Eres el prodigio que me robó todo: mi protagonismo, mi reconocimiento, mi lugar.

¿Y ahora me llamas malvado?

—Se rió suavemente—.

¿Cuán estrecho de mente puedes ser?

El rostro de Max se retorció en una mezcla de rabia y horror.

Sin decir otra palabra, activó la marca del alma que había colocado secretamente en Mark.

Una confirmación final.

Pero
Nada.

Sin reacción.

Sin retroalimentación.

La marca se sentía como si ni siquiera existiera.

Mark permaneció quieto, perfectamente tranquilo, con las manos a los costados, observando cómo la expresión de Max se desmoronaba.

El silencio en el salón se volvió opresivo.

Y en ese silencio, Max entendió una verdad aterradora.

El hombre que estaba frente a él no era Mark Vendor.

Al menos…

ya no.

—Pero tengo que reconocértelo…

—la voz de Mark era tranquila, casi admiradora.

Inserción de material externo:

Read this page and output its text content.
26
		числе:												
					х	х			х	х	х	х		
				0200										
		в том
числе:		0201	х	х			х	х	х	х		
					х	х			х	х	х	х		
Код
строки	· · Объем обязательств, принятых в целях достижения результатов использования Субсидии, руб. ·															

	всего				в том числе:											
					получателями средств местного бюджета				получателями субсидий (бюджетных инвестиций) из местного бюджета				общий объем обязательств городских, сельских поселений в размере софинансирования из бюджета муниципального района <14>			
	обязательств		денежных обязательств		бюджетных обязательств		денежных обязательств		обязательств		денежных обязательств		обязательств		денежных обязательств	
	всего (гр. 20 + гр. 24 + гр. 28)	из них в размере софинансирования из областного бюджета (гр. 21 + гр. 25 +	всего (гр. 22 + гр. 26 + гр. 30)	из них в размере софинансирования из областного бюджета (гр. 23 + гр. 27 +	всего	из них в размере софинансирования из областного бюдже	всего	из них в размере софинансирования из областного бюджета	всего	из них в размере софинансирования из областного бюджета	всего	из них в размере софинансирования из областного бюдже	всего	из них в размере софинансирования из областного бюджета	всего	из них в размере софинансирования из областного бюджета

Levantó la mano lentamente, con los dedos deslizándose hacia una posición de chasquido.

Su mirada permaneció fija en Max—.

Descubrir todo esto…

lo hiciste bien.

Chasquido.

El sonido resonó como un trueno en el silencio que siguió.

Y entonces comenzó.

Una ola de dolor ondulaba por el salón.

Cada uno de los líderes se agarró la mano derecha con sorpresa, sus ojos ensanchándose en confusión y alarma mientras una intensa sensación de ardor surgía a través de su piel.

Desde el tatuaje.

El tatuaje de demonio infernal.

—¡Qué demonios—mi tatuaje!

¡Pica como loco!

—¡Igual aquí—¿qué está pasando?!

—Esto…

esto no es normal.

¡Está empeorando!

Muecas y gemidos llenaron el aire mientras uno por uno, los líderes se doblaban ligeramente, agarrándose los brazos.

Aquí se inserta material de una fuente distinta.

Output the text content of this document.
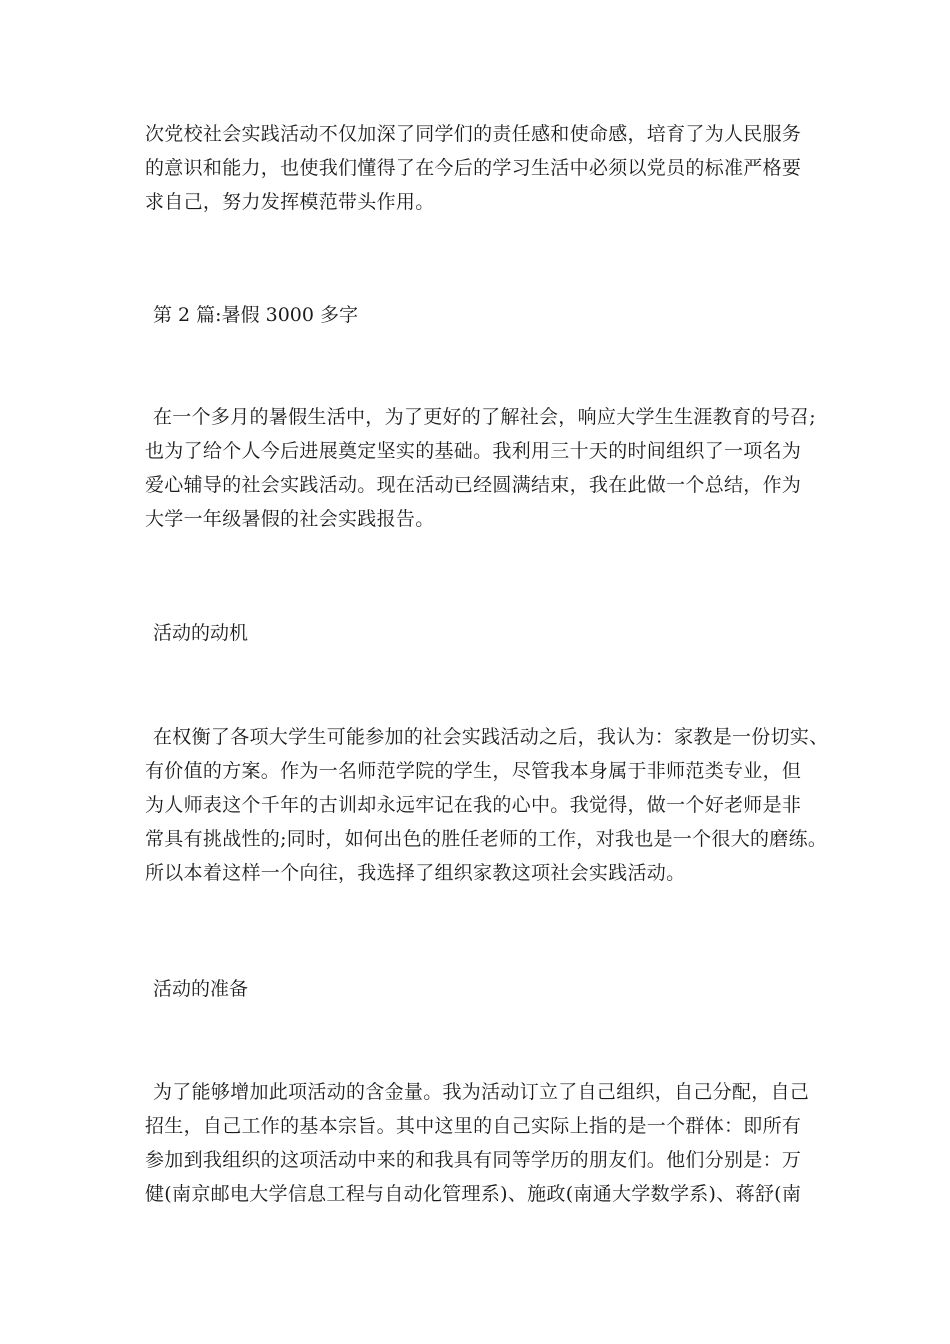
次党校社会实践活动不仅加深了同学们的责任感和使命感，培育了为人民服务
的意识和能力，也使我们懂得了在今后的学习生活中必须以党员的标准严格要
求自己，努力发挥模范带头作用。
第 2 篇:暑假 3000 多字
在一个多月的暑假生活中，为了更好的了解社会，响应大学生生涯教育的号召;
也为了给个人今后进展奠定坚实的基础。我利用三十天的时间组织了一项名为
爱心辅导的社会实践活动。现在活动已经圆满结束，我在此做一个总结，作为
大学一年级暑假的社会实践报告。
活动的动机
在权衡了各项大学生可能参加的社会实践活动之后，我认为：家教是一份切实、
有价值的方案。作为一名师范学院的学生，尽管我本身属于非师范类专业，但
为人师表这个千年的古训却永远牢记在我的心中。我觉得，做一个好老师是非
常具有挑战性的;同时，如何出色的胜任老师的工作，对我也是一个很大的磨练。
所以本着这样一个向往，我选择了组织家教这项社会实践活动。
活动的准备
为了能够增加此项活动的含金量。我为活动订立了自己组织，自己分配，自己
招生，自己工作的基本宗旨。其中这里的自己实际上指的是一个群体：即所有
参加到我组织的这项活动中来的和我具有同等学历的朋友们。他们分别是：万
健(南京邮电大学信息工程与自动化管理系)、施政(南通大学数学系)、蒋舒(南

El tatuaje de demonio infernal de once capas en cada uno de ellos pulsaba con un tenue resplandor rojo, como si hubiera sido despertado—activado.

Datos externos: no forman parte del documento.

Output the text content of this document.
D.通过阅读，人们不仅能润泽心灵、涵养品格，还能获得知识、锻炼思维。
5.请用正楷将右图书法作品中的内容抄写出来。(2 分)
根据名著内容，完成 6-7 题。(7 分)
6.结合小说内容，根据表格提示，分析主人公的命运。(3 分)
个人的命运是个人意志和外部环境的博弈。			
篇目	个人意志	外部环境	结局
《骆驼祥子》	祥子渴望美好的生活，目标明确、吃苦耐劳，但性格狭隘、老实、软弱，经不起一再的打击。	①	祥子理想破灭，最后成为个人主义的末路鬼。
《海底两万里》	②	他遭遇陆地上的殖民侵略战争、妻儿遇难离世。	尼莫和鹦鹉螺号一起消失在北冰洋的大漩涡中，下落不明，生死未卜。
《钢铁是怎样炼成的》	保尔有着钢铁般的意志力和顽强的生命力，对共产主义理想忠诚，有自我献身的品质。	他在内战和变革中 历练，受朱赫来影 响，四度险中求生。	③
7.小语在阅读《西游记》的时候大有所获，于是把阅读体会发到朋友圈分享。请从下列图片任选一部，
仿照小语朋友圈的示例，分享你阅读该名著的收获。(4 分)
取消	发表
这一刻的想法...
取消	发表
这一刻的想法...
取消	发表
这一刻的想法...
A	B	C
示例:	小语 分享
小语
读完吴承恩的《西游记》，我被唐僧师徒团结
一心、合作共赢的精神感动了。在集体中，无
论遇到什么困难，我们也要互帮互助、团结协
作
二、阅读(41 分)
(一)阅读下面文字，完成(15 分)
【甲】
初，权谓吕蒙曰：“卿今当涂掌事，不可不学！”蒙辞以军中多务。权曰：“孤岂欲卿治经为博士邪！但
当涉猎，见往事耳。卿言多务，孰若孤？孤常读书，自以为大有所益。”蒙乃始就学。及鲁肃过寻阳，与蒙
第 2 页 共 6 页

Ni siquiera el Rey Magnar y Azula se salvaron.

La expresión del Rey Magnar se oscureció, con venas saltando a lo largo de su sien mientras luchaba contra el dolor grabado que desgarraba su brazo.

Sus ojos se fijaron en Mark.

—¿Qué has hecho?

—su voz retumbó por el salón como un tambor de guerra.

Estaba claro—esto no era coincidencia.

El dolor había comenzado en el momento en que Mark chasqueó los dedos.